下面我们来分析一下该函数。进入函数，首先调用了PyramidROI，

    # ROI Pooling

    # Shape: [batch, num_rois, POOL_SIZE, POOL_SIZE, channels]

    x = PyramidROIAlign([pool_size, pool_size],

                        name="roi_align_classifier")([rois, image_meta] + feature_maps)

这个class基本实现了我们开篇所说的全部功能，即特征层分类并ROI。

ROIAlign类

首先我们依据『计算机视觉』FPN特征金字塔网络中第三节所讲，对proposal进行分类，注意的是我们使用于网络中的hw是归一化了的（以原图hw为单位长度），所以计算时需要还原（对于公式而言：w，h分别表示宽度和高度；k是分配RoI的level；是w,h=224,224时映射的level）。

注意两个操作节点：level_boxes和box_indices，第一个记录了对应的level特征层中分配到的每个box的坐标，第二个则记录了每个box对应的图片在batch中的索引（一个记录了候选框索引对应的图片即下文中的两个大块，一个记录了候选框的索引对应其坐标即小黑框的坐标），两者结合可以索引到下面每个黑色小框的坐标信息。

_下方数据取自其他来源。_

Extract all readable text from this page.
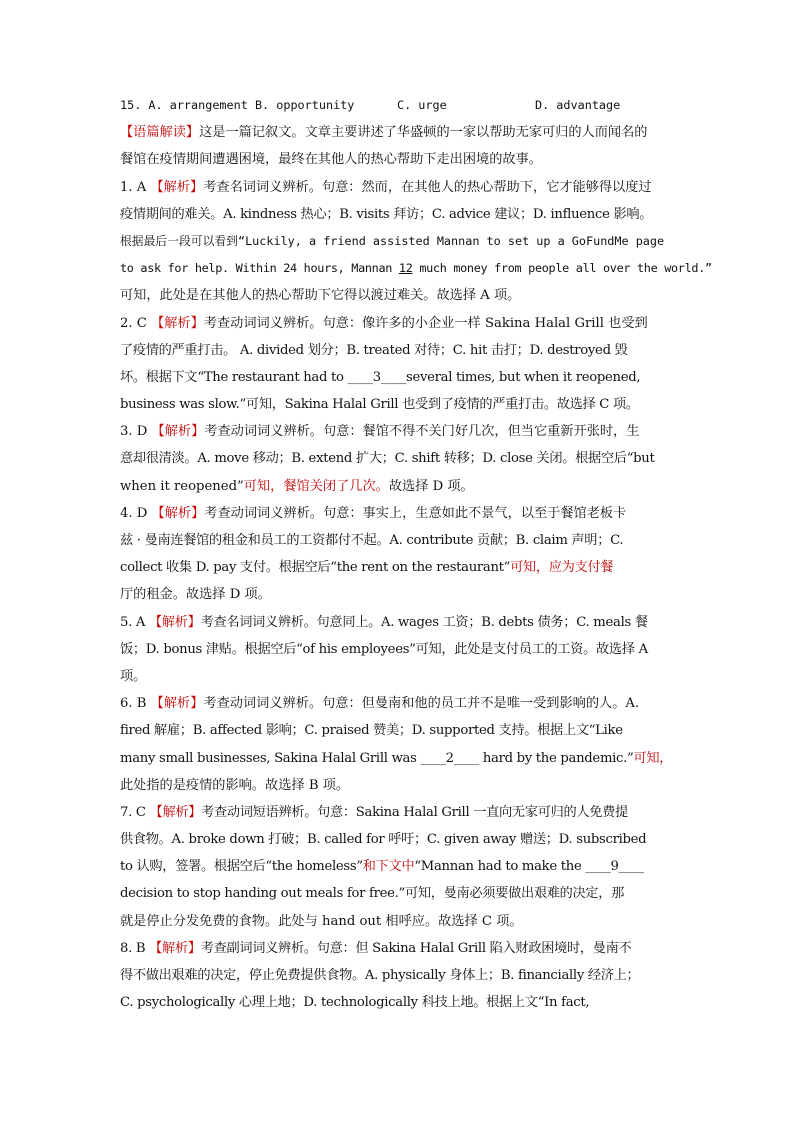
15. A. arrangement B. opportunity	C. urge	D. advantage
【语篇解读】这是一篇记叙文。文章主要讲述了华盛顿的一家以帮助无家可归的人而闻名的
餐馆在疫情期间遭遇困境，最终在其他人的热心帮助下走出困境的故事。
1. A 【解析】考查名词词义辨析。句意：然而，在其他人的热心帮助下，它才能够得以度过
疫情期间的难关。A. kindness 热心；B. visits 拜访；C. advice 建议；D. influence 影响。
根据最后一段可以看到“Luckily, a friend assisted Mannan to set up a GoFundMe page
to ask for help. Within 24 hours, Mannan 12 much money from people all over the world.”
可知，此处是在其他人的热心帮助下它得以渡过难关。故选择 A 项。
2. C 【解析】考查动词词义辨析。句意：像许多的小企业一样 Sakina Halal Grill 也受到
了疫情的严重打击。 A. divided 划分；B. treated 对待；C. hit 击打；D. destroyed 毁
坏。根据下文“The restaurant had to ____3____several times, but when it reopened,
business was slow.”可知，Sakina Halal Grill 也受到了疫情的严重打击。故选择 C 项。
3. D 【解析】考查动词词义辨析。句意：餐馆不得不关门好几次，但当它重新开张时，生
意却很清淡。A. move 移动；B. extend 扩大；C. shift 转移；D. close 关闭。根据空后“but
when it reopened”可知，餐馆关闭了几次。故选择 D 项。
4. D 【解析】考查动词词义辨析。句意：事实上，生意如此不景气，以至于餐馆老板卡
兹 · 曼南连餐馆的租金和员工的工资都付不起。A. contribute 贡献；B. claim 声明；C.
collect 收集 D. pay 支付。根据空后“the rent on the restaurant”可知，应为支付餐
厅的租金。故选择 D 项。
5. A 【解析】考查名词词义辨析。句意同上。A. wages 工资；B. debts 债务；C. meals 餐
饭；D. bonus 津贴。根据空后“of his employees”可知，此处是支付员工的工资。故选择 A
项。
6. B 【解析】考查动词词义辨析。句意：但曼南和他的员工并不是唯一受到影响的人。A.
fired 解雇；B. affected 影响；C. praised 赞美；D. supported 支持。根据上文“Like
many small businesses, Sakina Halal Grill was ____2____ hard by the pandemic.”可知，
此处指的是疫情的影响。故选择 B 项。
7. C 【解析】考查动词短语辨析。句意：Sakina Halal Grill 一直向无家可归的人免费提
供食物。A. broke down 打破；B. called for 呼吁；C. given away 赠送；D. subscribed
to 认购，签署。根据空后“the homeless”和下文中“Mannan had to make the ____9____
decision to stop handing out meals for free.”可知，曼南必须要做出艰难的决定，那
就是停止分发免费的食物。此处与 hand out 相呼应。故选择 C 项。
8. B 【解析】考查副词词义辨析。句意：但 Sakina Halal Grill 陷入财政困境时，曼南不
得不做出艰难的决定，停止免费提供食物。A. physically 身体上；B. financially 经济上；
C. psychologically 心理上地；D. technologically 科技上地。根据上文“In fact,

至于ROI Align本身，实际就是双线性插值，使用内置API实现即可。

这里属于RPN网络和RCNN网络的分界线，level_boxes和box_indices本身属于RPN计算出来结果，但是两者作用于feature后的输出Tensor却是RCNN部分的输入，但是两部分的梯度不能相互流通的，所以需要tf.stop_gradient()截断梯度传播。

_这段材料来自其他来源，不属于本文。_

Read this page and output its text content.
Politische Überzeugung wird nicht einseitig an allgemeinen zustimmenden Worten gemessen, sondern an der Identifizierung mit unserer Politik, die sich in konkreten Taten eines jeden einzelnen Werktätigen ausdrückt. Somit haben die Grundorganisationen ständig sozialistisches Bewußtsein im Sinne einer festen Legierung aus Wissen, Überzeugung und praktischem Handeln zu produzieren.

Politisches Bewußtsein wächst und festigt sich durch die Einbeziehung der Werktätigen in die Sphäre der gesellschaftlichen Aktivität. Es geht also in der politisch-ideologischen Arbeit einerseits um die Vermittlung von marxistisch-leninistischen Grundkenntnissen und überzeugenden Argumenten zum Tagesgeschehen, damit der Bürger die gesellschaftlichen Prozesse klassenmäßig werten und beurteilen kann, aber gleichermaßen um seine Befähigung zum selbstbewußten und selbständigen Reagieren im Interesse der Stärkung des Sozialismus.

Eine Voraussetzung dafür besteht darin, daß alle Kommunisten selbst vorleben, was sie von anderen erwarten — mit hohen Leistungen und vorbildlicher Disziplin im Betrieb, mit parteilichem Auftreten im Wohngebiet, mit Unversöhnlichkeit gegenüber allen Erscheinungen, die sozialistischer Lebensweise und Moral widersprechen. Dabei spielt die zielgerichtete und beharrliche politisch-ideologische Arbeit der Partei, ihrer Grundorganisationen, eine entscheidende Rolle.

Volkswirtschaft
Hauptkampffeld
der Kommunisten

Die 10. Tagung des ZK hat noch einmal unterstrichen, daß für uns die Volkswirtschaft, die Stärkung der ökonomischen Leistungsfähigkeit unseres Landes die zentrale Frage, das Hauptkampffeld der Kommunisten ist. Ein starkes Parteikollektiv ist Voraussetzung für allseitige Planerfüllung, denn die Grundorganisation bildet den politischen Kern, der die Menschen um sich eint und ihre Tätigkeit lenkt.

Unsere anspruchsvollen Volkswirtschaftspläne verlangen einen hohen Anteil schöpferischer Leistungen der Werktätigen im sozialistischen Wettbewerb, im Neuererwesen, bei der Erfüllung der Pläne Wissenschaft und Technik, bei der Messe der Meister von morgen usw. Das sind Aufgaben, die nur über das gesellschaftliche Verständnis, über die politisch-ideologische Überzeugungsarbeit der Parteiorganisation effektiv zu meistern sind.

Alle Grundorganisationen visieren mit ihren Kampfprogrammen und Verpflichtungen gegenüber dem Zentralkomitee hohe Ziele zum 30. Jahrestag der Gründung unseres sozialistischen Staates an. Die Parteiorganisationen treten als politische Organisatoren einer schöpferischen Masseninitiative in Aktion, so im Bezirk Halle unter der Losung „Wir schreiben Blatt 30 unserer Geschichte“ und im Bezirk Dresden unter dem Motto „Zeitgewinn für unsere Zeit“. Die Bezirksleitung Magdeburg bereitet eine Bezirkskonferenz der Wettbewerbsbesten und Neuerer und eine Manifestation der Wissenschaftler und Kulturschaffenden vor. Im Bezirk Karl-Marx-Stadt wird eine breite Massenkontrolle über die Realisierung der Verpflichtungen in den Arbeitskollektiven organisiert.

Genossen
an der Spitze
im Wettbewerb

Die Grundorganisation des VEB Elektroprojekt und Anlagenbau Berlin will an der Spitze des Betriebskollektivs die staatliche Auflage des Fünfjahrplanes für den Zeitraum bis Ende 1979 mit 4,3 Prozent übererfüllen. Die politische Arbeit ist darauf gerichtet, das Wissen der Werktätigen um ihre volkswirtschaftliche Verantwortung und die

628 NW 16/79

############################################################

#  ROIAlign Layer

############################################################

def log2_graph(x):

    """Implementation of Log2. TF doesn't have a native implementation."""

    return tf.log(x) / tf.log(2.0)

class PyramidROIAlign(KE.Layer):

    """Implements ROI Pooling on multiple levels of the feature pyramid.

    Params:

    - pool_shape: [pool_height, pool_width] of the output pooled regions. Usually [7, 7]

    Inputs:

    - boxes: [batch, num_boxes, (y1, x1, y2, x2)] in normalized

             coordinates. Possibly padded with zeros if not enough

             boxes to fill the array.

    - image_meta: [batch, (meta data)] Image details. See compose_image_meta()

    - feature_maps: List of feature maps from different levels of the pyramid.

                    Each is [batch, height, width, channels]

    Output:

    Pooled regions in the shape: [batch, num_boxes, pool_height, pool_width, channels].

    The width and height are those specific in the pool_shape in the layer

    constructor.

    """

    def __init__(self, pool_shape, **kwargs):

        super(PyramidROIAlign, self).__init__(**kwargs)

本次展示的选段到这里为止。